Les rapports des deux nations ne devinrent pas plus intimes lorsque Charles II habita le Louvre et reçut l’hospitalité française. On se moquait à Paris de ce roi « qui n’avait pas un fagot, dit Clarendon dans une de ses lettres, pour chauffer les grandes cheminées du palais, et qui n’osait plus sortir parce qu’il n’avait pas payé le cordonnier, le tailleur et le boulanger, qui devenaient importuns (clamorous). » Il rapporta, il est vrai, de son exil un goût vif pour notre civilisation et nos mœurs, et plus tard Mme de Querouailles lui fut adressée par Louis XIV, afin de le maintenir dans ses intentions sympathiques. Vers le même temps Saint-Évremont jouait au quinola, du côté de Blackfriars, avec Hortense Mancini, devenue vieille, mais toujours coquette, et les grandes dames de Londres imitaient de leur mieux les airs magnifiques et les vivacités hardies de M’ne de Montespan.

Ce fut pour Whitehall une époque d’imitation française, ou plutôt de recherche burlesque et de prétentieuse copie de nos mœurs. La grace, qui est l’exquis de la convenance, et qui ne se passe jamais de.sobriété, échappait à ces rudes imitateurs des Lauzun et des La Feuillade. Quant au peuple, qui se tenait à l’écart, il se renfermait dans sa haine et dans sa Bible. Une anecdote contemporaine m’a toujours profondément frappé ; elle met en regard l’élément factice qui doit disparaître et l’élément vital qui doit régner un jour dans la société anglaise.
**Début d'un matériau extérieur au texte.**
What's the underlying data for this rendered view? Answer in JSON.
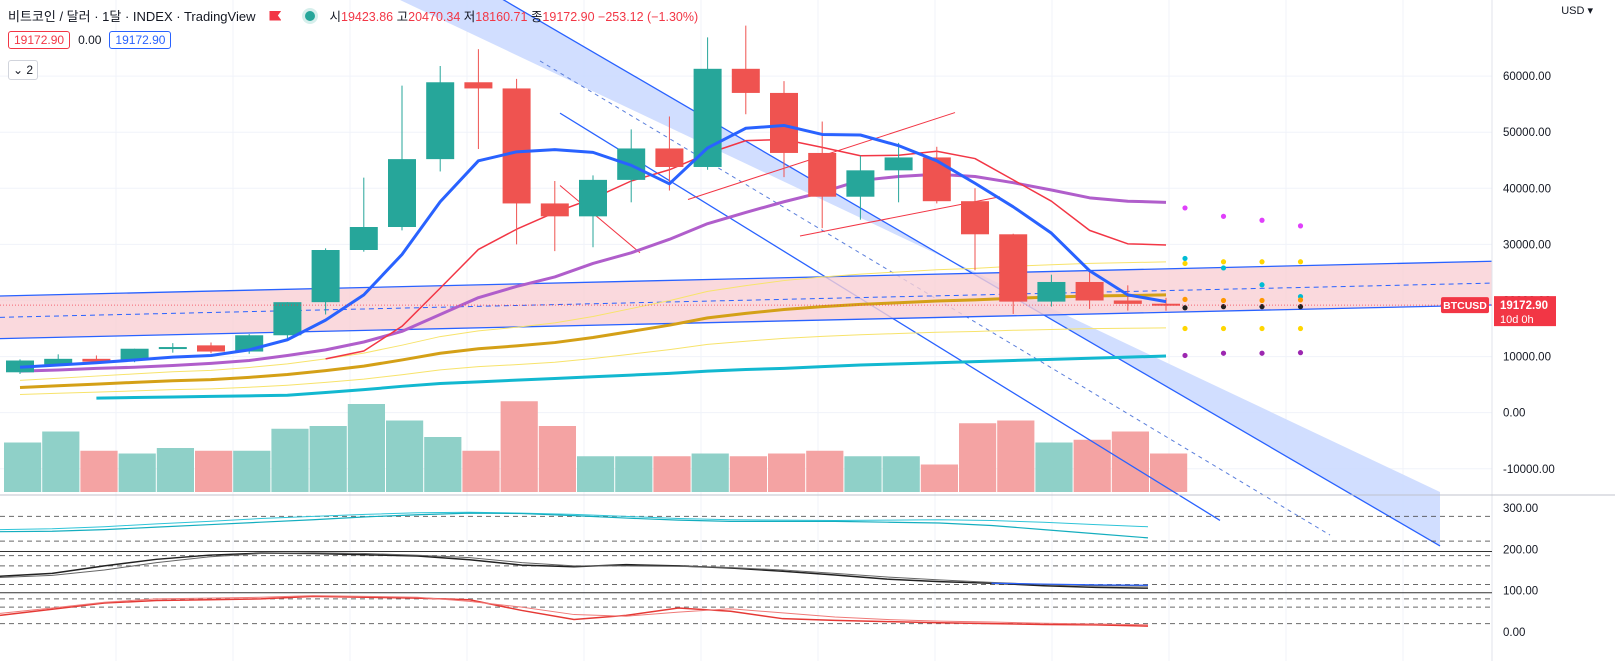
{
  "header": {
    "title": "비트코인 / 달러 · 1달 · INDEX · TradingView",
    "open_label": "시",
    "open_value": "19423.86",
    "high_label": "고",
    "high_value": "20470.34",
    "low_label": "저",
    "low_value": "18160.71",
    "close_label": "종",
    "close_value": "19172.90",
    "change": "−253.12 (−1.30%)"
  },
  "pills": {
    "bid": "19172.90",
    "spread": "0.00",
    "ask": "19172.90"
  },
  "indicator_toggle": "2",
  "price_scale": {
    "currency": "USD",
    "last_price": "19172.90",
    "countdown": "10d 0h",
    "symbol_tag": "BTCUSD"
  },
  "colors": {
    "up": "#26a69a",
    "down": "#ef5350",
    "vol_up": "#8fd0c8",
    "vol_down": "#f4a3a3",
    "ma_fast": "#2962ff",
    "ma_red": "#f23645",
    "ma_purple": "#b05ecb",
    "ma_gold": "#d4a017",
    "ma_cyan": "#12b8d0",
    "ma_yellow": "#f7e36b",
    "channel_fill": "#c9d8ff",
    "channel_line": "#2962ff",
    "band_fill": "#f9d0d4"
  },
  "chart_data": {
    "type": "candlestick",
    "y_axis_ticks": [
      60000,
      50000,
      40000,
      30000,
      20000,
      10000,
      0,
      -10000
    ],
    "y_axis_labels": [
      "60000.00",
      "50000.00",
      "40000.00",
      "30000.00",
      "20000.00",
      "10000.00",
      "0.00",
      "-10000.00"
    ],
    "ylim": [
      -12000,
      70000
    ],
    "candles": [
      {
        "o": 7200,
        "h": 9500,
        "l": 6900,
        "c": 9300
      },
      {
        "o": 8600,
        "h": 10400,
        "l": 8300,
        "c": 9600
      },
      {
        "o": 9600,
        "h": 10200,
        "l": 8900,
        "c": 9100
      },
      {
        "o": 9400,
        "h": 11400,
        "l": 9000,
        "c": 11400
      },
      {
        "o": 11400,
        "h": 12400,
        "l": 10700,
        "c": 11700
      },
      {
        "o": 12000,
        "h": 12500,
        "l": 10600,
        "c": 10900
      },
      {
        "o": 10900,
        "h": 14000,
        "l": 10500,
        "c": 13800
      },
      {
        "o": 13800,
        "h": 19700,
        "l": 13200,
        "c": 19700
      },
      {
        "o": 19700,
        "h": 29300,
        "l": 17500,
        "c": 29000
      },
      {
        "o": 29000,
        "h": 41900,
        "l": 28700,
        "c": 33100
      },
      {
        "o": 33100,
        "h": 58300,
        "l": 32500,
        "c": 45200
      },
      {
        "o": 45200,
        "h": 61800,
        "l": 43000,
        "c": 58900
      },
      {
        "o": 58900,
        "h": 64800,
        "l": 47000,
        "c": 57800
      },
      {
        "o": 57800,
        "h": 59500,
        "l": 30000,
        "c": 37300
      },
      {
        "o": 37300,
        "h": 41300,
        "l": 28800,
        "c": 35000
      },
      {
        "o": 35000,
        "h": 42300,
        "l": 29500,
        "c": 41500
      },
      {
        "o": 41500,
        "h": 50500,
        "l": 37500,
        "c": 47100
      },
      {
        "o": 47100,
        "h": 52800,
        "l": 39600,
        "c": 43800
      },
      {
        "o": 43800,
        "h": 66900,
        "l": 43300,
        "c": 61300
      },
      {
        "o": 61300,
        "h": 69000,
        "l": 53200,
        "c": 57000
      },
      {
        "o": 57000,
        "h": 59100,
        "l": 42000,
        "c": 46300
      },
      {
        "o": 46300,
        "h": 51900,
        "l": 32900,
        "c": 38500
      },
      {
        "o": 38500,
        "h": 45800,
        "l": 34400,
        "c": 43200
      },
      {
        "o": 43200,
        "h": 48100,
        "l": 37500,
        "c": 45500
      },
      {
        "o": 45500,
        "h": 47400,
        "l": 37300,
        "c": 37700
      },
      {
        "o": 37700,
        "h": 40000,
        "l": 25400,
        "c": 31800
      },
      {
        "o": 31800,
        "h": 31900,
        "l": 17600,
        "c": 19800
      },
      {
        "o": 19800,
        "h": 24600,
        "l": 18900,
        "c": 23300
      },
      {
        "o": 23300,
        "h": 25200,
        "l": 18500,
        "c": 20000
      },
      {
        "o": 20000,
        "h": 22700,
        "l": 18200,
        "c": 19400
      },
      {
        "o": 19424,
        "h": 20470,
        "l": 18161,
        "c": 19173
      }
    ],
    "ma_blue": [
      8100,
      8500,
      8900,
      9400,
      9900,
      10200,
      11200,
      13000,
      16500,
      21000,
      28200,
      37600,
      44900,
      46500,
      46900,
      46400,
      44100,
      40800,
      47200,
      50700,
      51200,
      49600,
      49500,
      47600,
      44900,
      40900,
      36700,
      32000,
      25300,
      21000,
      19800
    ],
    "ma_red": [
      null,
      null,
      null,
      null,
      null,
      null,
      null,
      null,
      9600,
      11000,
      15400,
      22200,
      29100,
      32700,
      35700,
      38200,
      41300,
      43300,
      46200,
      48500,
      48700,
      47300,
      45800,
      45900,
      46600,
      45300,
      41500,
      37700,
      32500,
      30100,
      29900
    ],
    "ma_purple": [
      7400,
      7600,
      7900,
      8100,
      8400,
      8800,
      9300,
      10200,
      11200,
      12600,
      14500,
      17500,
      20500,
      22500,
      24200,
      26600,
      28500,
      30900,
      33700,
      35700,
      37600,
      39300,
      41400,
      42100,
      42500,
      42100,
      41000,
      39700,
      38300,
      37700,
      37500
    ],
    "ma_gold": [
      4500,
      4800,
      5100,
      5400,
      5700,
      5900,
      6300,
      6800,
      7500,
      8300,
      9400,
      10600,
      11400,
      11900,
      12500,
      13400,
      14500,
      15600,
      16900,
      17700,
      18400,
      18900,
      19300,
      19600,
      19900,
      20100,
      20400,
      20600,
      20800,
      20900,
      21000
    ],
    "ma_cyan": [
      null,
      null,
      2600,
      2700,
      2800,
      2900,
      3000,
      3100,
      3600,
      4100,
      4700,
      5200,
      5500,
      5800,
      6100,
      6400,
      6700,
      7000,
      7400,
      7700,
      7900,
      8200,
      8500,
      8700,
      8900,
      9100,
      9300,
      9500,
      9700,
      9900,
      10100
    ],
    "volume": [
      18,
      22,
      15,
      14,
      16,
      15,
      15,
      23,
      24,
      32,
      26,
      20,
      15,
      33,
      24,
      13,
      13,
      13,
      14,
      13,
      14,
      15,
      13,
      13,
      10,
      25,
      26,
      18,
      19,
      22,
      14
    ],
    "forecast_dots": [
      {
        "color": "#e040fb",
        "values": [
          36500,
          35000,
          34300,
          33300
        ]
      },
      {
        "color": "#00bcd4",
        "values": [
          27500,
          25800,
          22800,
          20700
        ]
      },
      {
        "color": "#ffd600",
        "values": [
          26600,
          26900,
          26900,
          26900
        ]
      },
      {
        "color": "#ff9800",
        "values": [
          20200,
          20000,
          20000,
          20100
        ]
      },
      {
        "color": "#212121",
        "values": [
          18700,
          18900,
          18900,
          18900
        ]
      },
      {
        "color": "#ffd600",
        "values": [
          15000,
          15000,
          15000,
          15000
        ]
      },
      {
        "color": "#9c27b0",
        "values": [
          10200,
          10600,
          10600,
          10700
        ]
      }
    ],
    "sub_axis_labels": [
      "300.00",
      "200.00",
      "100.00",
      "0.00"
    ],
    "sub_axis_ticks": [
      300,
      200,
      100,
      0
    ],
    "sub_ylim": [
      -10,
      315
    ],
    "sub_dashed_levels": [
      280,
      220,
      185,
      160,
      115,
      80,
      60,
      20
    ],
    "sub_solid_levels": [
      195,
      95
    ],
    "osc_cyan_a": [
      248,
      250,
      255,
      262,
      268,
      275,
      280,
      285,
      289,
      290,
      288,
      285,
      280,
      275,
      272,
      271,
      270,
      271,
      272,
      270,
      266,
      260,
      255
    ],
    "osc_cyan_b": [
      243,
      244,
      248,
      254,
      260,
      266,
      272,
      279,
      284,
      288,
      287,
      282,
      276,
      271,
      268,
      268,
      268,
      266,
      264,
      258,
      248,
      238,
      228
    ],
    "osc_black_a": [
      135,
      142,
      160,
      176,
      186,
      191,
      190,
      187,
      184,
      175,
      162,
      158,
      163,
      160,
      155,
      147,
      138,
      128,
      122,
      118,
      112,
      108,
      106
    ],
    "osc_black_b": [
      132,
      137,
      150,
      168,
      182,
      190,
      192,
      190,
      186,
      180,
      168,
      160,
      160,
      159,
      156,
      150,
      142,
      133,
      126,
      120,
      115,
      112,
      111
    ],
    "osc_red_a": [
      40,
      55,
      70,
      76,
      78,
      80,
      86,
      84,
      82,
      78,
      52,
      30,
      40,
      58,
      50,
      32,
      28,
      25,
      22,
      20,
      18,
      17,
      14
    ],
    "osc_red_b": [
      45,
      58,
      72,
      80,
      82,
      84,
      88,
      86,
      84,
      74,
      60,
      42,
      38,
      48,
      56,
      46,
      36,
      30,
      26,
      24,
      21,
      19,
      17
    ],
    "osc_blue_a": [
      null,
      null,
      null,
      null,
      null,
      null,
      null,
      null,
      null,
      null,
      null,
      null,
      null,
      null,
      null,
      null,
      null,
      null,
      null,
      118,
      116,
      114,
      113
    ]
  }
}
Charles II en bonne fortune, à son ordinaire, se promenait sur les dunes de Brighton, par une belle matinée d’été, en compagnie de cette jeune et jolie marchande d’oranges, Nelly Gwynn, la seule de ses sultanes qui l’ait sincèrement aimé. Au détour d’un sentier, dans le creux d’un vallon formé par les sables mobiles, était couché un jeune enfant du peuple, berger de quinze ans, bronzé par le soleil, à peine vêtu, et qui lisait attentivement une vieille Bible in-folio ; levant les yeux vers le roi et vers sa suite, il les reporta aussitôt sur le volume et continua de lire.